April 12, 2019 / by Open Data Portal Team / In Open Data , Data Portal

How Chicago Protects Privacy in TNP and Taxi Open Data

The City of Chicago prioritizes personal privacy in developing datasets for publication. Protecting individual privacy is a guiding tenet applied during the preparation of a dataset for public release. Specific to the Taxi and Transportation Network Provider (TNP or “ride-share”) Trips datasets, a deidentification and aggregation technique was developed and applied to reduce the risk of reidentification while allowing for beneficial public use of the data.

Taxi and TNP companies do not report identifying passenger characteristics directly to the City of Chicago. The City of Chicago does not request nor obtain a passenger’s name, date of birth, zip code, phone number, gender identification, or any other attribute related to the individual except for the location and time of both the trip start and trip end.

It has been recognized in scientific literature and news reports that even data without directly identifying attributes can be reidentified using other data sources. Specifically, data about an individual’s location at certain points in time can create a “fingerprint” that can allow for reidentification, as long as there is a separate dataset available containing parts of the fingerprint along with identifying fields. While our mission to provide data transparency is essential, protecting individual passenger privacy is also extremely important. Therefore, the Taxi and TNP Trips datasets have been aggregated in a way that protects passenger personal privacy by avoiding reidentification, explained below.

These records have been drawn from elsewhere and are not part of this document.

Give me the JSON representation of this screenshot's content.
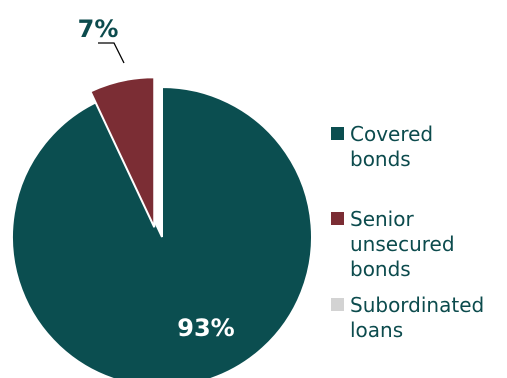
{
  "chart_data": {
    "type": "pie",
    "title": "",
    "slices": [
      {
        "label": "Covered bonds",
        "value": 93,
        "display": "93%",
        "color": "#0b4e50"
      },
      {
        "label": "Senior unsecured bonds",
        "value": 7,
        "display": "7%",
        "color": "#7b2d34"
      },
      {
        "label": "Subordinated loans",
        "value": 0,
        "display": "",
        "color": "#d3d3d3"
      }
    ],
    "exploded_slice": "Senior unsecured bonds",
    "legend_position": "right"
  },
  "legend": {
    "items": [
      {
        "lines": [
          "Covered",
          "bonds"
        ],
        "color": "#0b4e50"
      },
      {
        "lines": [
          "Senior",
          "unsecured",
          "bonds"
        ],
        "color": "#7b2d34"
      },
      {
        "lines": [
          "Subordinated",
          "loans"
        ],
        "color": "#d3d3d3"
      }
    ]
  }
}
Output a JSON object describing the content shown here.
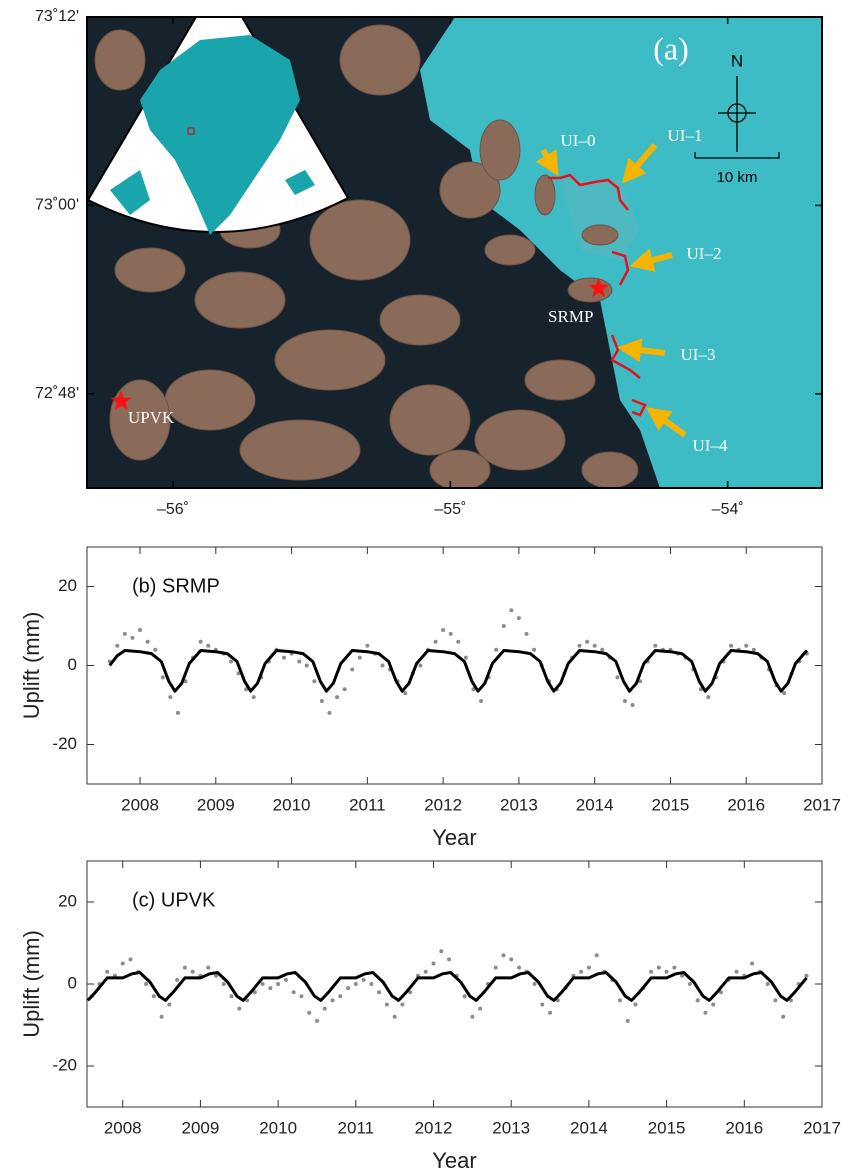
{
  "map": {
    "label": "(a)",
    "north": "N",
    "scale": "10 km",
    "xlim": [
      -56.31,
      -53.66
    ],
    "ylim": [
      72.7,
      73.2
    ],
    "xticks": [
      {
        "value": -56,
        "label": "–56˚"
      },
      {
        "value": -55,
        "label": "–55˚"
      },
      {
        "value": -54,
        "label": "–54˚"
      }
    ],
    "yticks": [
      {
        "value": 73.2,
        "label": "73˚12'"
      },
      {
        "value": 73.0,
        "label": "73˚00'"
      },
      {
        "value": 72.8,
        "label": "72˚48'"
      }
    ],
    "stations": [
      {
        "name": "SRMP",
        "lon": -54.465,
        "lat": 72.912
      },
      {
        "name": "UPVK",
        "lon": -56.187,
        "lat": 72.792
      }
    ],
    "outlets": [
      "UI–0",
      "UI–1",
      "UI–2",
      "UI–3",
      "UI–4"
    ]
  },
  "chart_data": [
    {
      "type": "scatter",
      "annotation": "(b) SRMP",
      "xlabel": "Year",
      "ylabel": "Uplift (mm)",
      "xlim": [
        2007.3,
        2017
      ],
      "ylim": [
        -30,
        30
      ],
      "xticks": [
        2008,
        2009,
        2010,
        2011,
        2012,
        2013,
        2014,
        2015,
        2016,
        2017
      ],
      "yticks": [
        -20,
        0,
        20
      ],
      "series": [
        {
          "type": "scatter",
          "color": "#8c8c8c",
          "x": [
            2007.6,
            2007.7,
            2007.8,
            2007.9,
            2008.0,
            2008.1,
            2008.2,
            2008.3,
            2008.4,
            2008.5,
            2008.6,
            2008.7,
            2008.8,
            2008.9,
            2009.0,
            2009.1,
            2009.2,
            2009.3,
            2009.4,
            2009.5,
            2009.6,
            2009.7,
            2009.8,
            2009.9,
            2010.0,
            2010.1,
            2010.2,
            2010.3,
            2010.4,
            2010.5,
            2010.6,
            2010.7,
            2010.8,
            2010.9,
            2011.0,
            2011.1,
            2011.2,
            2011.3,
            2011.4,
            2011.5,
            2011.6,
            2011.7,
            2011.8,
            2011.9,
            2012.0,
            2012.1,
            2012.2,
            2012.3,
            2012.4,
            2012.5,
            2012.6,
            2012.7,
            2012.8,
            2012.9,
            2013.0,
            2013.1,
            2013.2,
            2013.3,
            2013.4,
            2013.5,
            2013.6,
            2013.7,
            2013.8,
            2013.9,
            2014.0,
            2014.1,
            2014.2,
            2014.3,
            2014.4,
            2014.5,
            2014.6,
            2014.7,
            2014.8,
            2014.9,
            2015.0,
            2015.1,
            2015.2,
            2015.3,
            2015.4,
            2015.5,
            2015.6,
            2015.7,
            2015.8,
            2015.9,
            2016.0,
            2016.1,
            2016.2,
            2016.3,
            2016.4,
            2016.5,
            2016.6,
            2016.7,
            2016.8
          ],
          "values": [
            1,
            5,
            8,
            7,
            9,
            6,
            4,
            -3,
            -8,
            -12,
            -4,
            2,
            6,
            5,
            4,
            3,
            1,
            -2,
            -6,
            -8,
            -3,
            1,
            4,
            2,
            3,
            1,
            0,
            -4,
            -9,
            -12,
            -8,
            -6,
            -1,
            2,
            5,
            3,
            0,
            -1,
            -4,
            -7,
            -2,
            0,
            4,
            6,
            9,
            8,
            6,
            2,
            -6,
            -9,
            -3,
            4,
            10,
            14,
            12,
            8,
            4,
            0,
            -4,
            -6,
            -2,
            2,
            5,
            6,
            5,
            4,
            2,
            -3,
            -9,
            -10,
            -4,
            1,
            5,
            4,
            4,
            3,
            2,
            -1,
            -6,
            -8,
            -3,
            1,
            5,
            4,
            5,
            4,
            2,
            -1,
            -5,
            -7,
            -2,
            1,
            3
          ]
        },
        {
          "type": "line",
          "color": "#000000",
          "x": [
            2007.6,
            2007.7,
            2007.8,
            2008,
            2008.15,
            2008.28,
            2008.38,
            2008.46,
            2008.55,
            2008.65,
            2008.8,
            2009,
            2009.15,
            2009.28,
            2009.38,
            2009.46,
            2009.55,
            2009.65,
            2009.8,
            2010,
            2010.15,
            2010.28,
            2010.38,
            2010.46,
            2010.55,
            2010.65,
            2010.8,
            2011,
            2011.15,
            2011.28,
            2011.38,
            2011.46,
            2011.55,
            2011.65,
            2011.8,
            2012,
            2012.15,
            2012.28,
            2012.38,
            2012.46,
            2012.55,
            2012.65,
            2012.8,
            2013,
            2013.15,
            2013.28,
            2013.38,
            2013.46,
            2013.55,
            2013.65,
            2013.8,
            2014,
            2014.15,
            2014.28,
            2014.38,
            2014.46,
            2014.55,
            2014.65,
            2014.8,
            2015,
            2015.15,
            2015.28,
            2015.38,
            2015.46,
            2015.55,
            2015.65,
            2015.8,
            2016,
            2016.15,
            2016.28,
            2016.38,
            2016.46,
            2016.55,
            2016.65,
            2016.8
          ],
          "values": [
            0,
            2.5,
            3.8,
            3.5,
            3,
            1,
            -4,
            -6.5,
            -4.5,
            0.5,
            3.8,
            3.5,
            3,
            1,
            -4,
            -6.5,
            -4.5,
            0.5,
            3.8,
            3.5,
            3,
            1,
            -4,
            -6.5,
            -4.5,
            0.5,
            3.8,
            3.5,
            3,
            1,
            -4,
            -6.5,
            -4.5,
            0.5,
            3.8,
            3.5,
            3,
            1,
            -4,
            -6.5,
            -4.5,
            0.5,
            3.8,
            3.5,
            3,
            1,
            -4,
            -6.5,
            -4.5,
            0.5,
            3.8,
            3.5,
            3,
            1,
            -4,
            -6.5,
            -4.5,
            0.5,
            3.8,
            3.5,
            3,
            1,
            -4,
            -6.5,
            -4.5,
            0.5,
            3.8,
            3.5,
            3,
            1,
            -4,
            -6.5,
            -4.5,
            0.5,
            3.8
          ]
        }
      ]
    },
    {
      "type": "scatter",
      "annotation": "(c) UPVK",
      "xlabel": "Year",
      "ylabel": "Uplift (mm)",
      "xlim": [
        2007.54,
        2017
      ],
      "ylim": [
        -30,
        30
      ],
      "xticks": [
        2008,
        2009,
        2010,
        2011,
        2012,
        2013,
        2014,
        2015,
        2016,
        2017
      ],
      "yticks": [
        -20,
        0,
        20
      ],
      "series": [
        {
          "type": "scatter",
          "color": "#8c8c8c",
          "x": [
            2007.6,
            2007.7,
            2007.8,
            2007.9,
            2008.0,
            2008.1,
            2008.2,
            2008.3,
            2008.4,
            2008.5,
            2008.6,
            2008.7,
            2008.8,
            2008.9,
            2009.0,
            2009.1,
            2009.2,
            2009.3,
            2009.4,
            2009.5,
            2009.6,
            2009.7,
            2009.8,
            2009.9,
            2010.0,
            2010.1,
            2010.2,
            2010.3,
            2010.4,
            2010.5,
            2010.6,
            2010.7,
            2010.8,
            2010.9,
            2011.0,
            2011.1,
            2011.2,
            2011.3,
            2011.4,
            2011.5,
            2011.6,
            2011.7,
            2011.8,
            2011.9,
            2012.0,
            2012.1,
            2012.2,
            2012.3,
            2012.4,
            2012.5,
            2012.6,
            2012.7,
            2012.8,
            2012.9,
            2013.0,
            2013.1,
            2013.2,
            2013.3,
            2013.4,
            2013.5,
            2013.6,
            2013.7,
            2013.8,
            2013.9,
            2014.0,
            2014.1,
            2014.2,
            2014.3,
            2014.4,
            2014.5,
            2014.6,
            2014.7,
            2014.8,
            2014.9,
            2015.0,
            2015.1,
            2015.2,
            2015.3,
            2015.4,
            2015.5,
            2015.6,
            2015.7,
            2015.8,
            2015.9,
            2016.0,
            2016.1,
            2016.2,
            2016.3,
            2016.4,
            2016.5,
            2016.6,
            2016.7,
            2016.8
          ],
          "values": [
            -3,
            0,
            3,
            2,
            5,
            6,
            3,
            0,
            -3,
            -8,
            -5,
            1,
            4,
            3,
            2,
            4,
            2,
            0,
            -3,
            -6,
            -4,
            -2,
            0,
            -1,
            0,
            1,
            -2,
            -3,
            -7,
            -9,
            -6,
            -4,
            -3,
            -1,
            0,
            1,
            0,
            -2,
            -5,
            -8,
            -5,
            -2,
            2,
            3,
            5,
            8,
            6,
            2,
            -3,
            -8,
            -6,
            0,
            4,
            7,
            6,
            4,
            3,
            0,
            -5,
            -7,
            -4,
            -1,
            2,
            3,
            4,
            7,
            3,
            1,
            -4,
            -9,
            -5,
            -1,
            3,
            4,
            3,
            4,
            2,
            0,
            -4,
            -7,
            -5,
            -2,
            1,
            3,
            2,
            5,
            3,
            0,
            -4,
            -8,
            -4,
            0,
            2
          ]
        },
        {
          "type": "line",
          "color": "#000000",
          "x": [
            2007.55,
            2007.65,
            2007.8,
            2008,
            2008.12,
            2008.22,
            2008.35,
            2008.47,
            2008.55,
            2008.65,
            2008.8,
            2009,
            2009.12,
            2009.22,
            2009.35,
            2009.47,
            2009.55,
            2009.65,
            2009.8,
            2010,
            2010.12,
            2010.22,
            2010.35,
            2010.47,
            2010.55,
            2010.65,
            2010.8,
            2011,
            2011.12,
            2011.22,
            2011.35,
            2011.47,
            2011.55,
            2011.65,
            2011.8,
            2012,
            2012.12,
            2012.22,
            2012.35,
            2012.47,
            2012.55,
            2012.65,
            2012.8,
            2013,
            2013.12,
            2013.22,
            2013.35,
            2013.47,
            2013.55,
            2013.65,
            2013.8,
            2014,
            2014.12,
            2014.22,
            2014.35,
            2014.47,
            2014.55,
            2014.65,
            2014.8,
            2015,
            2015.12,
            2015.22,
            2015.35,
            2015.47,
            2015.55,
            2015.65,
            2015.8,
            2016,
            2016.12,
            2016.22,
            2016.35,
            2016.47,
            2016.55,
            2016.65,
            2016.8
          ],
          "values": [
            -4,
            -2,
            1.5,
            1.5,
            2.5,
            2.8,
            0.5,
            -3,
            -4,
            -2,
            1.5,
            1.5,
            2.5,
            2.8,
            0.5,
            -3,
            -4,
            -2,
            1.5,
            1.5,
            2.5,
            2.8,
            0.5,
            -3,
            -4,
            -2,
            1.5,
            1.5,
            2.5,
            2.8,
            0.5,
            -3,
            -4,
            -2,
            1.5,
            1.5,
            2.5,
            2.8,
            0.5,
            -3,
            -4,
            -2,
            1.5,
            1.5,
            2.5,
            2.8,
            0.5,
            -3,
            -4,
            -2,
            1.5,
            1.5,
            2.5,
            2.8,
            0.5,
            -3,
            -4,
            -2,
            1.5,
            1.5,
            2.5,
            2.8,
            0.5,
            -3,
            -4,
            -2,
            1.5,
            1.5,
            2.5,
            2.8,
            0.5,
            -3,
            -4,
            -2,
            1.5
          ]
        }
      ]
    }
  ]
}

  • Aggregation by time: all trips are rounded to the nearest 15-minute interval.
  • Aggregation by geographical space: latitude and longitude points are not provided; the census tract in which each trip started and ended is provided.
    • Chicago is split into approximately 800 census tracts, ranging in size from about 89,000 square feet to eight square miles.
    • As a result, for each row of the dataset, it is impossible to know the precise time and place the trip occurred beyond a 15-minute window and an 89,000 square foot area.
    • The precise location and time of a trip cannot be determined.
  • Wider-ranging aggregation by geographical space: As the dataset does provide the approximate location of a trip, another layer of protection was added to avoid linking individuals’ trip location data to their identities.
    • If the above method resulted in any aggregation having two or fewer unique trips in the same census tract and 15-minute time window, the geographical space published was widened to the Community Area level for both ends of that trip.
    • Even if one acquires separate data about a trip location and trip time along with identifying information about a passenger/rider, the presence of at least three matching trips would inhibit isolating a specific trip’s census tracts in this dataset.
    • As a result of this protection, approximately a third of census tracts that would otherwise be shown in the initial dataset are blank. (Others are blank because of missing data or falling outside Chicago.) By removing the census tract from these particular records, we limit the location information that could be reidentified by providing only the Community Area in which the trip started and ended. On average, a Community Area covers 3 square miles of the City.

The above time and location aggregation methodology has been used by the City of Chicago since 2016, the year the Taxi Trips dataset was created and published.